C’è grande attesa per l’uscita il prossimo anno di Diabolik – La Serie, un progetto televisivo di Sky Italia, BSKYB, SkyDE realizzato interamente in Italia e definito al momento dell’annuncio circa un anno fa come la più grande produzione tv girata negli ultimi 30 anni negli studi di Cinecittà. In attesa di poter valutare il risultato del nuovo prodotto Cattleya (Gomorra e Romanzo Criminale) e capire come Dante Ferretti ne avrà immaginato le scenografie, torniamo indietro fino al 1968 quando uscì nelle sale un film basato sullo storico fumetto delle sorelle Angela e Luciana Giussani.

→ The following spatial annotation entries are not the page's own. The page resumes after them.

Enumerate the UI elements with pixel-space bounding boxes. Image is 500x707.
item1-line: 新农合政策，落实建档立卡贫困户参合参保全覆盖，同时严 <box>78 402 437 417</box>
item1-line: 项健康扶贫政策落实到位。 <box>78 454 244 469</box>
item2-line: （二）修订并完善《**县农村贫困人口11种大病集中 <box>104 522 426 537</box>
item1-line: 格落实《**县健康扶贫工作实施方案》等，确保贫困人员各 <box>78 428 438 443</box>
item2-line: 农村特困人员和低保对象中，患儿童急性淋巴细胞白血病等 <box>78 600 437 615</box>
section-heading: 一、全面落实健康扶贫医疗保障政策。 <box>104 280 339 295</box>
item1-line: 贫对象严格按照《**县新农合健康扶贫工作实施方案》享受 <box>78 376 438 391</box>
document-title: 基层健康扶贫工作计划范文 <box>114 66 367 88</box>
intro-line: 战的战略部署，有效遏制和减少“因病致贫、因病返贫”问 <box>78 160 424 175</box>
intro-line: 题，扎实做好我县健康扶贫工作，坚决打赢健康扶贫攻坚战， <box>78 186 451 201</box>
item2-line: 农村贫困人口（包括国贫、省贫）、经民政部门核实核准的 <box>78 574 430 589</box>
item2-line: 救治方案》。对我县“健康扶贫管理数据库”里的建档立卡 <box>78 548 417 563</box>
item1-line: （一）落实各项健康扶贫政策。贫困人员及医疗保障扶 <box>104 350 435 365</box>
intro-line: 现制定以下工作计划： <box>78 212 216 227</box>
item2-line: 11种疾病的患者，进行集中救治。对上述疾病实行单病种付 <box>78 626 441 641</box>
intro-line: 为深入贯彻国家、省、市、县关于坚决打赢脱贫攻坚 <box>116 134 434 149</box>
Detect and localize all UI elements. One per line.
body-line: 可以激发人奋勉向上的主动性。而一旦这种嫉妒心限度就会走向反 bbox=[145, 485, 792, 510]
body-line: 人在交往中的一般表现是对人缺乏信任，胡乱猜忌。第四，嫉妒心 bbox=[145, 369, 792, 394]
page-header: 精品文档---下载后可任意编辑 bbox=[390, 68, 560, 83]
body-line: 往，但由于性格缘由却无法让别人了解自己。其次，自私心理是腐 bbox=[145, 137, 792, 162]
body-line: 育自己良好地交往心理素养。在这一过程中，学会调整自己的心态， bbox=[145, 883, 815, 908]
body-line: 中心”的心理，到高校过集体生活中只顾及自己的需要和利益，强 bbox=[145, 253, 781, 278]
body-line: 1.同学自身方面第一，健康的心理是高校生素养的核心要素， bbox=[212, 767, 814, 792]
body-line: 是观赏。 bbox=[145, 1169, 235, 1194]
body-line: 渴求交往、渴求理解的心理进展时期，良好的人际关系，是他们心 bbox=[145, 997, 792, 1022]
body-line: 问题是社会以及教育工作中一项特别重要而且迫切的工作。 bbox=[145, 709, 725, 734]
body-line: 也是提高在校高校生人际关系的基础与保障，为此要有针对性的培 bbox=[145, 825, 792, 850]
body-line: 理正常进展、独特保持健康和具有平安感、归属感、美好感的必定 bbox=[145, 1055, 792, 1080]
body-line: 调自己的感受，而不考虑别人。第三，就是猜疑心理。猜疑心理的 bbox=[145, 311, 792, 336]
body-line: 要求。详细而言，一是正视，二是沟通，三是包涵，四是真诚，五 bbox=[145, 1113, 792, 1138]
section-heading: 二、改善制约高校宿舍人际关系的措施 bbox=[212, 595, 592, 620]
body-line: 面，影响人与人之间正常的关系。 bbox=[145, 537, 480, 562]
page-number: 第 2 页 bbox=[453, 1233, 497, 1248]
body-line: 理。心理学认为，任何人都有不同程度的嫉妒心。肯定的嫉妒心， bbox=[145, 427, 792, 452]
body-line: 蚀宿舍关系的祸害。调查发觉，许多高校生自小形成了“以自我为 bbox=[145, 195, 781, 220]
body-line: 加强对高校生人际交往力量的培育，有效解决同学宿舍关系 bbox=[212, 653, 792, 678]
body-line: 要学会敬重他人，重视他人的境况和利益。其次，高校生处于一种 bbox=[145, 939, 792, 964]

Intitolato semplicemente Diabolik (all’estero anche Danger: Diabolik) e diretto dal maestro dell’horror Mario Bava, questo film non riscosse all’epoca grande successo per poi, come spesso accade, essere riscoperto molti anni dopo guadagnando consensi di nicchia come esempio di quel cinema psichedelico e con voglia di rottura – soprattutto in colori, suoni musiche (qui di Ennio Morricone) – caratterizzante parecchie produzioni dell’epoca. Un po’ lungo nello svolgimento dell’azione, soprattutto nella parte iniziale di presentazione dei diversi personaggi dopo il primo grande furto (e relativo inseguimento) da parte del ‘cattivo’ mascherato, Diabolik è un insieme di più quadri che non puntano certo sulla recitazione di John Phillip Law (Diabolik) e della spesso spogliata Marisa Mell (Eva Kent) per far presa sul pubblico, ma al contrario mettono le percezioni dei sensi in primo piano.

Tranne i nomi e le ambientazioni, il film Diabolik non ha comunque molti punti in comune con l’originale a fumetti, perlomeno non ne ricalca in pieno la spietatezza e crudeltà delle prime storie (da qui anche la vicinanza a Fantômas) che un regista come Bava avrebbe potuto tranquillamente riprodurre con buona fedeltà, ma sembra invece allinearsi più alla sua evoluzione successiva meno efferata, anzi si potrebbe dire quasi normale. Del resto sulla carta il suo personaggio – così come quello di Eva – ha seguito nei suoi cambiamenti il vento dell’epoca in cui viveva, e sono negli anni stati prodotti anche alcuni trattati che lo riguardano, per cui la curiosità è di scoprire a quale suo volto hanno oggi deciso di ispirarsi gli sceneggiatori per la la serie televisiva in uscita il prossimo anno e se ci sarà il giusto equilibrio tra trama, effetti speciali e… pugnali.

Del film di Bava restano intanto le trovate ipnotiche della caverna rifugio di Diabolik, i costumi (indossati e tolti) e le inquadrature per una storia comunque divertente e con qualche evidente segno dei tempi in cui venne girata, come le scene di nudo censurate attraverso escamotage scenografici secondo la scuola del vedi non vedi. Buona la prestazione di Michel Piccoli nel ruolo dell’ispettore Ginko, del grande Adolfo Celi – inspiegabilmente doppiato – in quello del cattivo Ralph Valmont, e del ‘fumettoso’ Terry-Thomas. Peccato per il finale rimasto in parte aperto in vista di un seguito che in realtà non c’è mai stato.